SingularityNET is betting on a network of powerful supercomputers to get us to Artificial General Intelligence (AGI), with the first one set to whir into action this September.
While today’s AI excels in specific areas – think GPT-4 composing poetry or DeepMind’s AlphaFold predicting protein structures – it’s still miles away from genuine human-like intelligence.
“While the novel neural-symbolic AI approaches developed by the SingularityNET AI team decrease the need for data, processing and energy somewhat relative to standard deep neural nets, we still need significant supercomputing facilities,” SingularityNET CEO Ben Goertzel explained to LiveScience in a recent written statement.

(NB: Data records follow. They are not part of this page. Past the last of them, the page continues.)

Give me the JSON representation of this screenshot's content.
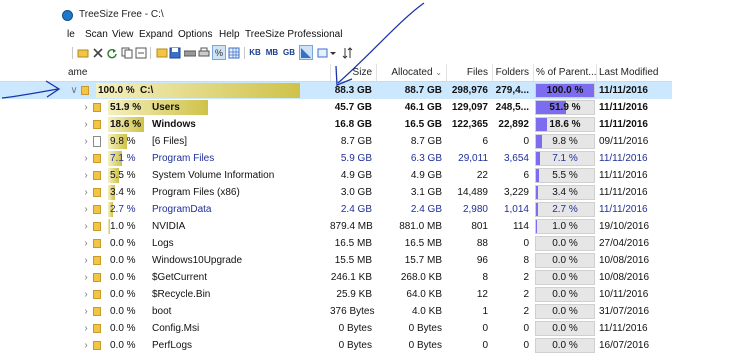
{
  "window": {
    "title": "TreeSize Free - C:\\"
  },
  "menu": [
    "le",
    "Scan",
    "View",
    "Expand",
    "Options",
    "Help",
    "TreeSize Professional"
  ],
  "toolbar": {
    "units": [
      "KB",
      "MB",
      "GB"
    ],
    "percent": "%"
  },
  "columns": {
    "name": "ame",
    "size": "Size",
    "allocated": "Allocated",
    "files": "Files",
    "folders": "Folders",
    "parent": "% of Parent...",
    "modified": "Last Modified"
  },
  "rows": [
    {
      "pct": "100.0 %",
      "name": "C:\\",
      "size": "88.3 GB",
      "allocated": "88.7 GB",
      "files": "298,976",
      "folders": "279,4...",
      "parent": "100.0 %",
      "parent_value": 100,
      "modified": "11/11/2016",
      "icon": "folder-icon",
      "expand": "down"
    },
    {
      "pct": "51.9 %",
      "name": "Users",
      "size": "45.7 GB",
      "allocated": "46.1 GB",
      "files": "129,097",
      "folders": "248,5...",
      "parent": "51.9 %",
      "parent_value": 51.9,
      "modified": "11/11/2016",
      "icon": "folder-icon",
      "expand": "right"
    },
    {
      "pct": "18.6 %",
      "name": "Windows",
      "size": "16.8 GB",
      "allocated": "16.5 GB",
      "files": "122,365",
      "folders": "22,892",
      "parent": "18.6 %",
      "parent_value": 18.6,
      "modified": "11/11/2016",
      "icon": "folder-icon",
      "expand": "right"
    },
    {
      "pct": "9.8 %",
      "name": "[6 Files]",
      "size": "8.7 GB",
      "allocated": "8.7 GB",
      "files": "6",
      "folders": "0",
      "parent": "9.8 %",
      "parent_value": 9.8,
      "modified": "09/11/2016",
      "icon": "file-icon",
      "expand": "right"
    },
    {
      "pct": "7.1 %",
      "name": "Program Files",
      "size": "5.9 GB",
      "allocated": "6.3 GB",
      "files": "29,011",
      "folders": "3,654",
      "parent": "7.1 %",
      "parent_value": 7.1,
      "modified": "11/11/2016",
      "icon": "folder-icon",
      "expand": "right"
    },
    {
      "pct": "5.5 %",
      "name": "System Volume Information",
      "size": "4.9 GB",
      "allocated": "4.9 GB",
      "files": "22",
      "folders": "6",
      "parent": "5.5 %",
      "parent_value": 5.5,
      "modified": "11/11/2016",
      "icon": "folder-icon",
      "expand": "right"
    },
    {
      "pct": "3.4 %",
      "name": "Program Files (x86)",
      "size": "3.0 GB",
      "allocated": "3.1 GB",
      "files": "14,489",
      "folders": "3,229",
      "parent": "3.4 %",
      "parent_value": 3.4,
      "modified": "11/11/2016",
      "icon": "folder-icon",
      "expand": "right"
    },
    {
      "pct": "2.7 %",
      "name": "ProgramData",
      "size": "2.4 GB",
      "allocated": "2.4 GB",
      "files": "2,980",
      "folders": "1,014",
      "parent": "2.7 %",
      "parent_value": 2.7,
      "modified": "11/11/2016",
      "icon": "folder-icon",
      "expand": "right"
    },
    {
      "pct": "1.0 %",
      "name": "NVIDIA",
      "size": "879.4 MB",
      "allocated": "881.0 MB",
      "files": "801",
      "folders": "114",
      "parent": "1.0 %",
      "parent_value": 1.0,
      "modified": "19/10/2016",
      "icon": "folder-icon",
      "expand": "right"
    },
    {
      "pct": "0.0 %",
      "name": "Logs",
      "size": "16.5 MB",
      "allocated": "16.5 MB",
      "files": "88",
      "folders": "0",
      "parent": "0.0 %",
      "parent_value": 0,
      "modified": "27/04/2016",
      "icon": "folder-icon",
      "expand": "right"
    },
    {
      "pct": "0.0 %",
      "name": "Windows10Upgrade",
      "size": "15.5 MB",
      "allocated": "15.7 MB",
      "files": "96",
      "folders": "8",
      "parent": "0.0 %",
      "parent_value": 0,
      "modified": "10/08/2016",
      "icon": "folder-icon",
      "expand": "right"
    },
    {
      "pct": "0.0 %",
      "name": "$GetCurrent",
      "size": "246.1 KB",
      "allocated": "268.0 KB",
      "files": "8",
      "folders": "2",
      "parent": "0.0 %",
      "parent_value": 0,
      "modified": "10/08/2016",
      "icon": "folder-icon",
      "expand": "right"
    },
    {
      "pct": "0.0 %",
      "name": "$Recycle.Bin",
      "size": "25.9 KB",
      "allocated": "64.0 KB",
      "files": "12",
      "folders": "2",
      "parent": "0.0 %",
      "parent_value": 0,
      "modified": "10/11/2016",
      "icon": "folder-icon",
      "expand": "right"
    },
    {
      "pct": "0.0 %",
      "name": "boot",
      "size": "376 Bytes",
      "allocated": "4.0 KB",
      "files": "1",
      "folders": "2",
      "parent": "0.0 %",
      "parent_value": 0,
      "modified": "31/07/2016",
      "icon": "folder-icon",
      "expand": "right"
    },
    {
      "pct": "0.0 %",
      "name": "Config.Msi",
      "size": "0 Bytes",
      "allocated": "0 Bytes",
      "files": "0",
      "folders": "0",
      "parent": "0.0 %",
      "parent_value": 0,
      "modified": "11/11/2016",
      "icon": "folder-icon",
      "expand": "right"
    },
    {
      "pct": "0.0 %",
      "name": "PerfLogs",
      "size": "0 Bytes",
      "allocated": "0 Bytes",
      "files": "0",
      "folders": "0",
      "parent": "0.0 %",
      "parent_value": 0,
      "modified": "16/07/2016",
      "icon": "folder-icon",
      "expand": "right"
    }
  ],
  "colors": {
    "selected_row": "#cce8ff",
    "bar_gradient_start": "#cfc24a",
    "bar_gradient_end": "#f5f0c0",
    "parent_fill": "#7b6cf0",
    "annotation": "#1a35a8"
  }
}
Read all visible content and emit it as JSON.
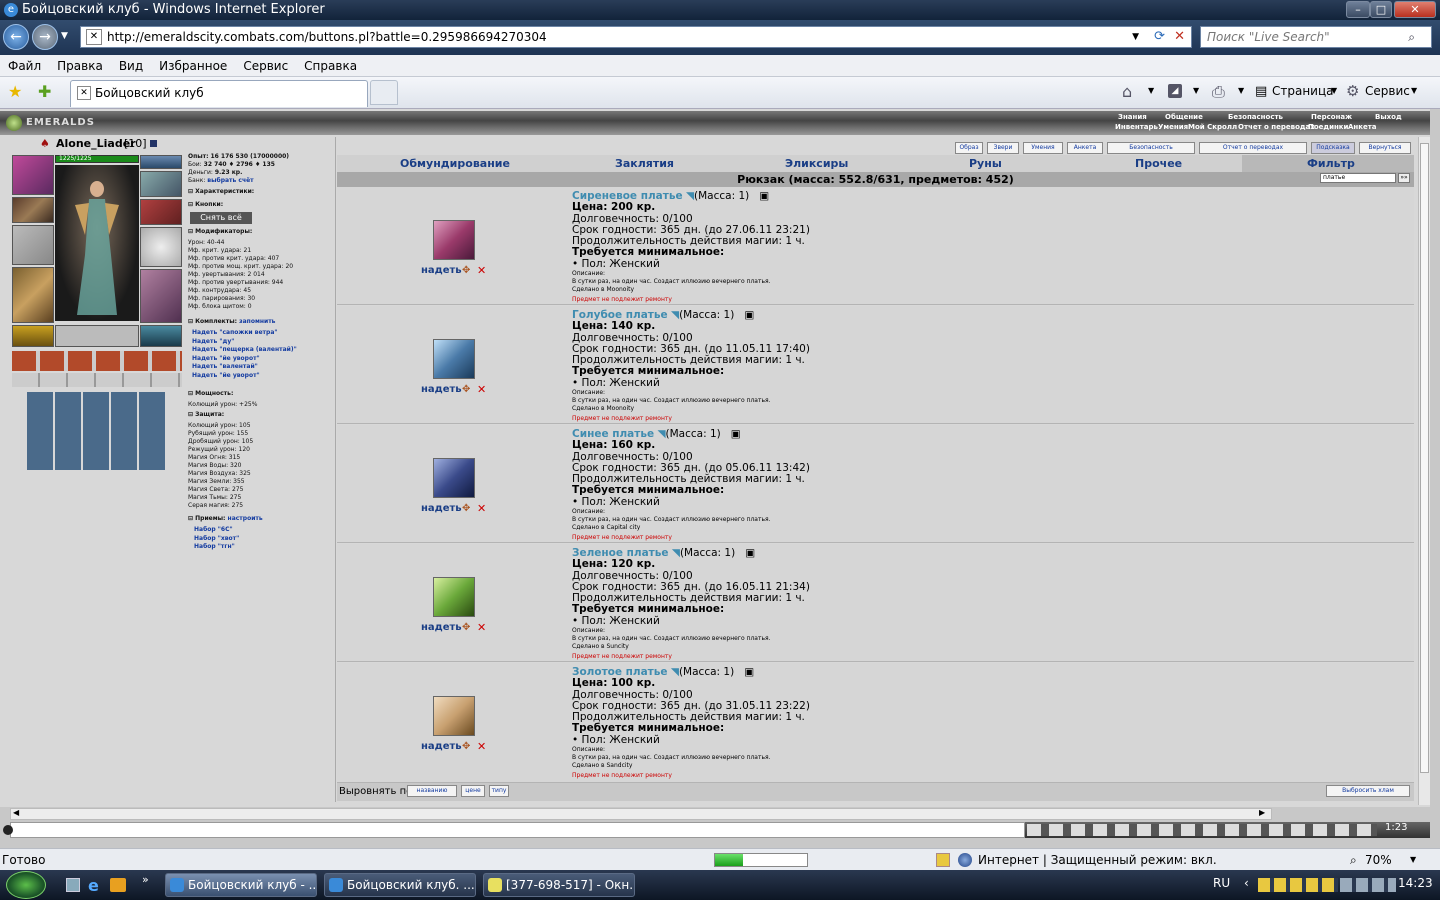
{
  "window": {
    "title": "Бойцовский клуб - Windows Internet Explorer"
  },
  "browser": {
    "url": "http://emeraldscity.combats.com/buttons.pl?battle=0.295986694270304",
    "search_placeholder": "Поиск \"Live Search\"",
    "menu": [
      "Файл",
      "Правка",
      "Вид",
      "Избранное",
      "Сервис",
      "Справка"
    ],
    "tab_title": "Бойцовский клуб",
    "toolbar": {
      "page": "Страница",
      "tools": "Сервис"
    }
  },
  "game": {
    "logo": "EMERALDS",
    "top_links_row1": [
      "Знания",
      "Общение",
      "Безопасность",
      "Персонаж",
      "Выход"
    ],
    "top_links_row2": [
      "Инвентарь",
      "Умения",
      "Мой Скролл",
      "Отчет о переводах",
      "Поединки",
      "Анкета"
    ],
    "right_buttons": [
      "Образ",
      "Звери",
      "Умения",
      "Анкета",
      "Безопасность",
      "Отчет о переводах",
      "Подсказка",
      "Вернуться"
    ],
    "character": {
      "name": "Alone_Liader",
      "level": "[10]",
      "hp": "1225/1225",
      "stats": [
        [
          "Опыт:",
          "16 176 530 (17000000)"
        ],
        [
          "Бои:",
          "32 740 ♦ 2796 ♦ 135"
        ],
        [
          "Деньги:",
          "9.23 кр."
        ],
        [
          "Банк:",
          "выбрать счёт"
        ]
      ],
      "sections": [
        "Характеристики:",
        "Кнопки:",
        "Модификаторы:",
        "Комплекты:",
        "Мощность:",
        "Защита:",
        "Приемы:"
      ],
      "remove_all": "Снять всё",
      "modifiers": [
        "Урон: 40-44",
        "Мф. крит. удара: 21",
        "Мф. против крит. удара: 407",
        "Мф. против мощ. крит. удара: 20",
        "Мф. увертывания: 2 014",
        "Мф. против увертывания: 944",
        "Мф. контрудара: 45",
        "Мф. парирования: 30",
        "Мф. блока щитом: 0"
      ],
      "sets_link": "запомнить",
      "sets": [
        "Надеть \"сапожки ветра\"",
        "Надеть \"ду\"",
        "Надеть \"пещерка (валентай)\"",
        "Надеть \"йе уворот\"",
        "Надеть \"валентай\"",
        "Надеть \"йе уворот\""
      ],
      "power": [
        "Колющий урон: +25%"
      ],
      "defense": [
        "Колющий урон: 105",
        "Рубящий урон: 155",
        "Дробящий урон: 105",
        "Режущий урон: 120",
        "Магия Огня: 315",
        "Магия Воды: 320",
        "Магия Воздуха: 325",
        "Магия Земли: 355",
        "Магия Света: 275",
        "Магия Тьмы: 275",
        "Серая магия: 275"
      ],
      "techniques_link": "настроить",
      "techniques": [
        "Набор \"6С\"",
        "Набор \"хвот\"",
        "Набор \"тгн\""
      ]
    },
    "inventory_tabs": [
      "Обмундирование",
      "Заклятия",
      "Эликсиры",
      "Руны",
      "Прочее",
      "Фильтр"
    ],
    "filter_value": "платье",
    "filter_button": "»»",
    "backpack": "Рюкзак (масса: 552.8/631, предметов: 452)",
    "wear_label": "надеть",
    "items": [
      {
        "name": "Сиреневое платье",
        "mass": "(Масса: 1)",
        "price": "Цена: 200 кр.",
        "durability": "Долговечность: 0/100",
        "expiry": "Срок годности: 365 дн. (до 27.06.11 23:21)",
        "duration": "Продолжительность действия магии: 1 ч.",
        "req": "Требуется минимальное:",
        "gender": "• Пол: Женский",
        "desc_label": "Описание:",
        "desc": "В сутки раз, на один час. Создаст иллюзию вечернего платья.",
        "made": "Сделано в Moonoity",
        "repair": "Предмет не подлежит ремонту",
        "color": "#9a3a6a"
      },
      {
        "name": "Голубое платье",
        "mass": "(Масса: 1)",
        "price": "Цена: 140 кр.",
        "durability": "Долговечность: 0/100",
        "expiry": "Срок годности: 365 дн. (до 11.05.11 17:40)",
        "duration": "Продолжительность действия магии: 1 ч.",
        "req": "Требуется минимальное:",
        "gender": "• Пол: Женский",
        "desc_label": "Описание:",
        "desc": "В сутки раз, на один час. Создаст иллюзию вечернего платья.",
        "made": "Сделано в Moonoity",
        "repair": "Предмет не подлежит ремонту",
        "color": "#4a7aa8"
      },
      {
        "name": "Синее платье",
        "mass": "(Масса: 1)",
        "price": "Цена: 160 кр.",
        "durability": "Долговечность: 0/100",
        "expiry": "Срок годности: 365 дн. (до 05.06.11 13:42)",
        "duration": "Продолжительность действия магии: 1 ч.",
        "req": "Требуется минимальное:",
        "gender": "• Пол: Женский",
        "desc_label": "Описание:",
        "desc": "В сутки раз, на один час. Создаст иллюзию вечернего платья.",
        "made": "Сделано в Capital city",
        "repair": "Предмет не подлежит ремонту",
        "color": "#3a4a8a"
      },
      {
        "name": "Зеленое платье",
        "mass": "(Масса: 1)",
        "price": "Цена: 120 кр.",
        "durability": "Долговечность: 0/100",
        "expiry": "Срок годности: 365 дн. (до 16.05.11 21:34)",
        "duration": "Продолжительность действия магии: 1 ч.",
        "req": "Требуется минимальное:",
        "gender": "• Пол: Женский",
        "desc_label": "Описание:",
        "desc": "В сутки раз, на один час. Создаст иллюзию вечернего платья.",
        "made": "Сделано в Suncity",
        "repair": "Предмет не подлежит ремонту",
        "color": "#6aa83a"
      },
      {
        "name": "Золотое платье",
        "mass": "(Масса: 1)",
        "price": "Цена: 100 кр.",
        "durability": "Долговечность: 0/100",
        "expiry": "Срок годности: 365 дн. (до 31.05.11 23:22)",
        "duration": "Продолжительность действия магии: 1 ч.",
        "req": "Требуется минимальное:",
        "gender": "• Пол: Женский",
        "desc_label": "Описание:",
        "desc": "В сутки раз, на один час. Создаст иллюзию вечернего платья.",
        "made": "Сделано в Sandcity",
        "repair": "Предмет не подлежит ремонту",
        "color": "#c8a070"
      }
    ],
    "sort_label": "Выровнять по",
    "sort_buttons": [
      "названию",
      "цене",
      "типу"
    ],
    "drop_all": "Выбросить хлам",
    "clock": "1:23"
  },
  "status": {
    "text": "Готово",
    "zone": "Интернет | Защищенный режим: вкл.",
    "zoom": "70%",
    "progress": 0.3
  },
  "taskbar": {
    "tasks": [
      "Бойцовский клуб - ...",
      "Бойцовский клуб. ...",
      "[377-698-517] - Окн..."
    ],
    "lang": "RU",
    "time": "14:23"
  }
}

Enter SingularityNET’s ambitious plan: a “multi-level cognitive computing network” designed to host and train the incredibly complex AI architectures required for AGI. Imagine deep neural networks that mimic the human brain, vast language models (LLMs) trained on colossal datasets, and systems that seamlessly weave together human behaviours like speech and movement with multimedia outputs.
But this level of sophistication doesn’t come cheap. The first supercomputer, slated for completion by early 2025, will be a Frankensteinian beast of cutting-edge hardware: Nvidia GPUs, AMD processors, Tenstorrent server racks – you name it, it’s in there.
This, Goertzel believes, is more than just a technological leap, it’s a philosophical one: “Before our eyes, a paradigmatic shift is taking place towards continuous learning, seamless generalisation, and reflexive AI self-modification.”
To manage this distributed network and its precious data, SingularityNET has developed OpenCog Hyperon, an open-source software framework specifically designed for AI systems. Think of it as the conductor trying to make sense of a symphony played across multiple concert halls.
But SingularityNET isn’t keeping all this brainpower to itself. Reminiscent of arcade tokens, users will purchase access to the supercomputer network with the AGIX token on blockchains like Ethereum and Cardano and contribute data to the collective pool—fuelling further AGI development.
With experts like DeepMind’s Shane Legg predicting human-level AI by 2028, the race is on. Only time will tell if this global network of silicon brains will birth the next great leap in artificial intelligence.